Multimedya: Mahur ve Benan

Bölüm Şarkısı: Billie Eilish- Lovely

"Burnumda tütüyorsun denir ya özlenenlere,
Ah be sevdiceğim;
Sen benim kalbimde
Alev alev yanıyorsun"

Nazım Hikmet Ran

"SÜKÛT"

BENAN'DAN

Karanlıktan tekrardan sıyrılarak gözlerimi açmıştım. Tüm olaylar sondan başa doğru sıralanıyordu beynimde. Hemşire bana uyuşturucu enjekte etmişti. Yamaç beni kolları arasına alıp sakinleştirmeye çalışmıştı. Çünkü...

"Mahur!" diye haykırarak yerimden aceleyle doğruldum. Karşımda bu sefer sadece Yamaç yoktu. Abim de vardı. Beni kolumdan tutarak tekrardan yatağa yatırmaya çalışıyordu.

"Benan... Abicim sakin ol."

"Bırakın beni artık! Beni bu odada tutmaya çalışarak elinize ne geçiyor? Mahur'un yanında olmalıyım anlıyor musun?"

Abimin ellerinden sıyrılarak kapıya doğru gittim. Daha doğrusu gitmeye çalışmıştım. Vücudumdaki ağrılarla başa çıkarım diye düşünmüştüm ama çok zorluyordu.

Ben kapıya yetişememişken Yamaç önüme geçip engel oldu çıkmama.

"Kendine gelirsen buradan çıkabilirsin Benan. Yaşadığın travmanın etkisindesin hâlâ. Biraz daha... Çok az daha toparlarsan kendini, Mahur'u görmeye gücün olabilir."

Yamaç'ın dedikleriyle beraber sıkıca gözlerimi yumdum ve gözyaşlarımın akmasına engel olmadım. Gözlerimi açtıktan sonra, önce abime sonrasında Yamaç'a baktım gülerek. Gülümsemem yüzümde zamanla sinirli bir ifadeye bürünmüştü.

"Gerçekten mi!? İnanamıyorum size!" diye bağırarak elime geçenlerle ortalığı dağıttım.

"Benim kardeşim dediğim dostum bu lanet yerde can çekişirken benim burada kalmamı ve sabırlıca oturmamı istediğinize inanamıyorum!"

Bir müddet sonra elimde atacak ve dağıtacak bir şey kalmadığı için öylece yere bıraktım kendimi. Abim omzuma dokunduğunda sinir krizimi az da olsa yatıştırmıştım. Ayağa kalkarak abimin önünde dikildim.

"Mahur'u benden daha iyi bilemezsiniz! Onun ihtiyacı var. Hemde hepimize. Benim de onun yanında olmaya ihtiyacım var. Söz veriyorum sakin olmaya çalışacağım. Şimdi ona söyle kapının önünden çekilsin!"
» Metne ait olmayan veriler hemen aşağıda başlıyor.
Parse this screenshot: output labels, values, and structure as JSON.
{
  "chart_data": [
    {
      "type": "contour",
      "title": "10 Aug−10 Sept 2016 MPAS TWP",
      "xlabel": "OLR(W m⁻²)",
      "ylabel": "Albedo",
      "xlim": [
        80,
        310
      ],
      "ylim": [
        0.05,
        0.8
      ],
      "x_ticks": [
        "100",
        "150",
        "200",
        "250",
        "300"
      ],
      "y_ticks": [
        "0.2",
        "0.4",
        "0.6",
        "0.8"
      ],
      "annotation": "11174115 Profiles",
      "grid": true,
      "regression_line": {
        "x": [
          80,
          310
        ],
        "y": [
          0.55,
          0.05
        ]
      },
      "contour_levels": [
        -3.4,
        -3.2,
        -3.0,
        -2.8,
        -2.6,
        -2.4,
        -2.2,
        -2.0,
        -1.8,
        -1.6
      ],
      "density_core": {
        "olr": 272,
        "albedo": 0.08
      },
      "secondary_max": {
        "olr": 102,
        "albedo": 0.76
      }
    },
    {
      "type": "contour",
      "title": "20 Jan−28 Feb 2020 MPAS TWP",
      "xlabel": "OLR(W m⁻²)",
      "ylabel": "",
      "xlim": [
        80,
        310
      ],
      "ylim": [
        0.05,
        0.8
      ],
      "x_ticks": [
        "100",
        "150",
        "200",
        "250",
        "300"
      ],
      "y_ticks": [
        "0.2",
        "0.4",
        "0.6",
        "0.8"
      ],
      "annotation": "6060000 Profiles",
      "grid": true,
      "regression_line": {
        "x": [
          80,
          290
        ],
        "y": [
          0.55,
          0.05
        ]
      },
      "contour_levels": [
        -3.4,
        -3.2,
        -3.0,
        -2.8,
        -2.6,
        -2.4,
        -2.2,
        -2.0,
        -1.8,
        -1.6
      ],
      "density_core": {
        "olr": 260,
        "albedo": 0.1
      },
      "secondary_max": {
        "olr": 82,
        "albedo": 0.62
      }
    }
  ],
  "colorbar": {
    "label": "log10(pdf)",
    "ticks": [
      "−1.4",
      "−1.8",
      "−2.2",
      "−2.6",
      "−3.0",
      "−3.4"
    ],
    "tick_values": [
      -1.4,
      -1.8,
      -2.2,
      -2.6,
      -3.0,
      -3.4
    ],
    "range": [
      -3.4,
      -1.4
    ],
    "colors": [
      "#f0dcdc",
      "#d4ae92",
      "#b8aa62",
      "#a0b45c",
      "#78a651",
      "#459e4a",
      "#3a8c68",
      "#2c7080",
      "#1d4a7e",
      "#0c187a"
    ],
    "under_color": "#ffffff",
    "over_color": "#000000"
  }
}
Abim gözlerimin içine bakarak, Mahur'un yanına bu psikoloji ile gitmemin ne kadar doğru olduğunu düşünüyordu.

"Sakin olacağına dair söz verdin bak... Gideceksen de birlikte gideriz. Yoğun bakıma alınalı baya oldu zaten."

Yamaç kapının önünden çekilip kapıyı açtı. Bende vücudumdaki ağrıların izin verdiği kadarıyla hızlı adımlarla yoğun bakıma ilerliyordum.

Mahur'un kaldığı yoğun bakımı öğrenip bulunduğu kata indik. Kata vardığımızda yoğun bakımın kapısı açıktı ve dışarıda ne Dağhan ne de Alaz gözüküyordu.

Yoğun bakıma bu sefer hızlı değil yavaş adımlarla yaklaştıkça kalbim sökülecek gibi hissediyordum. Yoğun bakımın kapısının önünde durduğumda yere bakıyordum.